Identification of Glycochenodeoxycholate 3‐O‐Glucuronide and Glycodeoxycholate 3‐O‐Glucuronide as Highly Sensitive and Specific OATP1B1 Biomarkers

The aim of this study was to investigate the sensitivity and specificity of endogenous glycochenodeoxycholate and glycodeoxycholate 3‐O‐glucuronides (GCDCA‐3G and GDCA‐3G) as substrates for organic anion transporting polypeptide 1B1 (OATP1B1) in humans. We measured fasting levels of plasma GCDCA‐3G and GDCA‐3G using liquid chromatography‐tandem mass spectrometry in 356 healthy volunteers. The mean plasma levels of both compounds were ~ 50% lower in women than in men (P = 2.25 × 10(−18) and P = 4.73 × 10(−9)).
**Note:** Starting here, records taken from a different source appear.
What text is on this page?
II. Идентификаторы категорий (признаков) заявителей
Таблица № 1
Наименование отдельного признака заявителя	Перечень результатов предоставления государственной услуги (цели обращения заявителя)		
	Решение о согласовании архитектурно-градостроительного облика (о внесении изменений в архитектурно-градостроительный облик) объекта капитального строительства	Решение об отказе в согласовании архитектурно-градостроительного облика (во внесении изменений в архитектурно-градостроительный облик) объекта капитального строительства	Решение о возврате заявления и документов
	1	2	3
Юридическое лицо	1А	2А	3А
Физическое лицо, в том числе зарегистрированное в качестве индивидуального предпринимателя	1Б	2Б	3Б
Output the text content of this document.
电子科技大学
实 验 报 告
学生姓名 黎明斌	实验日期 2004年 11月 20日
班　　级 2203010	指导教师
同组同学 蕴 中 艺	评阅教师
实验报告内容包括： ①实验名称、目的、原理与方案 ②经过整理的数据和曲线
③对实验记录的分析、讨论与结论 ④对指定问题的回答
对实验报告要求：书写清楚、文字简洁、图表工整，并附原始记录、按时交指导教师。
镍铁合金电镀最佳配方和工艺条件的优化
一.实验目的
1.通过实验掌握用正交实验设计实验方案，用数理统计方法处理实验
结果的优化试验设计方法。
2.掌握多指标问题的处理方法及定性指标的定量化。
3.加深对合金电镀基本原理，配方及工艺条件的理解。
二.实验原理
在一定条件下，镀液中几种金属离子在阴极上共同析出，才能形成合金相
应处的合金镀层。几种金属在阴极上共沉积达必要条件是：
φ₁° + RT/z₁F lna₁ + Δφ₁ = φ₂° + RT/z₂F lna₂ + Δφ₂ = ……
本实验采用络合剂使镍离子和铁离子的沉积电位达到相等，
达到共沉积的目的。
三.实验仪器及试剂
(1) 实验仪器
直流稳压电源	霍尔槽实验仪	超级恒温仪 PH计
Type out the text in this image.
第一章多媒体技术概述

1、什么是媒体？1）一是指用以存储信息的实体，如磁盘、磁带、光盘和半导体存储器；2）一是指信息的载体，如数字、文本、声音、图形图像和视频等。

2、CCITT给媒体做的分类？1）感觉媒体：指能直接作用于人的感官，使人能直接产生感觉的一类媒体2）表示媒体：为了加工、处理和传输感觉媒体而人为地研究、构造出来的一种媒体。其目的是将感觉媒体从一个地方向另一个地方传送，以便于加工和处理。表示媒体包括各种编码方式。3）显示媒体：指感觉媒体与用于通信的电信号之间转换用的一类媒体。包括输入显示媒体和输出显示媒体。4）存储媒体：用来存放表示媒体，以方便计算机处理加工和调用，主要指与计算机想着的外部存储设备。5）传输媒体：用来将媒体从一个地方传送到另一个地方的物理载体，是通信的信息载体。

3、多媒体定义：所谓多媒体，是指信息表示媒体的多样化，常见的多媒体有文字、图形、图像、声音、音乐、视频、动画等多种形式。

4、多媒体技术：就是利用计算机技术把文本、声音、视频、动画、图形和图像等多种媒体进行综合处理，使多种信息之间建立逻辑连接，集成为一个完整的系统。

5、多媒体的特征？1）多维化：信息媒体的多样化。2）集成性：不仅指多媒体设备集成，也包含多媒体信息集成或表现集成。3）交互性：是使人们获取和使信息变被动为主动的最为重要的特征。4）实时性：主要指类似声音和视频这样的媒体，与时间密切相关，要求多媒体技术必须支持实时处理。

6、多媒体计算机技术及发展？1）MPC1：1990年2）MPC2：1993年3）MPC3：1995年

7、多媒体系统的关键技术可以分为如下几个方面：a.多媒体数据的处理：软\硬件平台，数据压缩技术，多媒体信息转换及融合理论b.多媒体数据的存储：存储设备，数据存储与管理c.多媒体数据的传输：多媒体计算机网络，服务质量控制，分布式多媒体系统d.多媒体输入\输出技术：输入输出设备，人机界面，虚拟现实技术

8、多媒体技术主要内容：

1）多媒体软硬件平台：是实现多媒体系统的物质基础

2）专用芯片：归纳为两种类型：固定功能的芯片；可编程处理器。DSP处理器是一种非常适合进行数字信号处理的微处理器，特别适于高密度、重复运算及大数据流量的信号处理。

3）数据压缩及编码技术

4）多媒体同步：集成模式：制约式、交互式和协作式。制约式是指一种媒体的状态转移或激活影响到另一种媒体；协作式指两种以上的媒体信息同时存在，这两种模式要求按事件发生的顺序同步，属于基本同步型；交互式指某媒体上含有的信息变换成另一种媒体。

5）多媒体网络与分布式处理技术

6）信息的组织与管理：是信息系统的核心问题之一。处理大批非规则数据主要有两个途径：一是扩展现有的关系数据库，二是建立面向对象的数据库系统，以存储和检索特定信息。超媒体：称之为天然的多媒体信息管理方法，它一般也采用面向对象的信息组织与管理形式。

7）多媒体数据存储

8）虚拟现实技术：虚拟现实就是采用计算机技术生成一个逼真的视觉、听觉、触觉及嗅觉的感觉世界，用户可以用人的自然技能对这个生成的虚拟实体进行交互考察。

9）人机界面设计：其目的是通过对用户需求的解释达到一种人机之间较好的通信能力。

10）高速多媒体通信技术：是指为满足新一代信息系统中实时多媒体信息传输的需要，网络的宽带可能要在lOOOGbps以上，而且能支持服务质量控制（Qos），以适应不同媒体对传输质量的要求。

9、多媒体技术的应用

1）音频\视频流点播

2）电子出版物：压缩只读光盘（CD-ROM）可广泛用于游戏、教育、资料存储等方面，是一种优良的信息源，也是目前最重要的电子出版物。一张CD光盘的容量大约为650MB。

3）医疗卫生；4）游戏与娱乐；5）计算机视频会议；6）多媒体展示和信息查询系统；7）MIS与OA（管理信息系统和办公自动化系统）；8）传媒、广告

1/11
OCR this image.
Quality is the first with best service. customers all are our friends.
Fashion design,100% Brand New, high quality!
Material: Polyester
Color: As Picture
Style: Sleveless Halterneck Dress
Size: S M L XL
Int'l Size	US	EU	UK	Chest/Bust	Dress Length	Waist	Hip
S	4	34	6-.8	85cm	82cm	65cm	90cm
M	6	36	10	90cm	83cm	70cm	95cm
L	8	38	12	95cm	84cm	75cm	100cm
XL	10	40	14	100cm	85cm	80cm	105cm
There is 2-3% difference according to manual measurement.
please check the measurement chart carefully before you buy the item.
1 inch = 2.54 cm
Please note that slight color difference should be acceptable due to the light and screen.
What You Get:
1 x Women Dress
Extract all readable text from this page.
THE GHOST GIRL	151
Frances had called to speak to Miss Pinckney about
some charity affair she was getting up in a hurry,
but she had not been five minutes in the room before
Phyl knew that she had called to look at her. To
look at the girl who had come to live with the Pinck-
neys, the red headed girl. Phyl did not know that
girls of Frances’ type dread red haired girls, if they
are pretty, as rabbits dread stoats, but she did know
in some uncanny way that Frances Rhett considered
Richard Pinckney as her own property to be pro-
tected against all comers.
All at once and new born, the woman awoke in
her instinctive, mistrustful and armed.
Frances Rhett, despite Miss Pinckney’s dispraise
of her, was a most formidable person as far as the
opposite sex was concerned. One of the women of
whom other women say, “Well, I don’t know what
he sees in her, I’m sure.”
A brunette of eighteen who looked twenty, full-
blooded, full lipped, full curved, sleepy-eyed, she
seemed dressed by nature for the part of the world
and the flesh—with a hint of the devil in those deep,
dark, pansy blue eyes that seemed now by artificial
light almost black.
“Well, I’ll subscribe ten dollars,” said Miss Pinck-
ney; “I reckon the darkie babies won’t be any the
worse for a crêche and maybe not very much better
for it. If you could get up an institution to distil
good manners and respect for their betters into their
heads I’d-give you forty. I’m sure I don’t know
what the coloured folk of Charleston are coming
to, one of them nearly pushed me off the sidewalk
In a microarray‐based genome‐wide association study, the SLCO1B1 rs4149056 (c.521T>C, p.Val174Ala) variation showed the strongest association with the plasma GCDCA‐3G (P = 3.09 × 10(−30)) and GDCA‐3G (P = 1.60 × 10(−17)) concentrations. The mean plasma concentration of GCDCA‐3G was 9.2‐fold (P = 8.77 × 10(−31)) and that of GDCA‐3G was 6.4‐fold (P = 2.45x10(−13)) higher in individuals with the SLCO1B1 c.521C/C genotype than in those with the c.521T/T genotype. No other variants showed independent genome‐wide significant associations with GCDCA‐3G or GDCA‐3G. GCDCA‐3G was highly efficacious in detecting the SLCO1B1 c.521C/C genotype with an area under the receiver operating characteristic curve of 0.996 (P < 0.0001). The sensitivity (98–99%) and specificity (100%) peaked at a cutoff value of 180 ng/mL for men and 90 ng/mL for women. In a haplotype‐based analysis, SLCO1B1*5 and *15 were associated with reduced, and SLCO1B1 *1B, *14, and *35 with increased OATP1B1 function. In vitro, both GCDCA‐3G and GDCA‐3G showed at least 6 times higher uptake by OATP1B1 than OATP1B3 or OATP2B1. These data indicate that the hepatic uptake of GCDCA‐3G and GDCA‐3G is predominantly mediated by OATP1B1. GCDCA‐3G, in particular, is a highly sensitive and specific OATP1B1 biomarker in humans.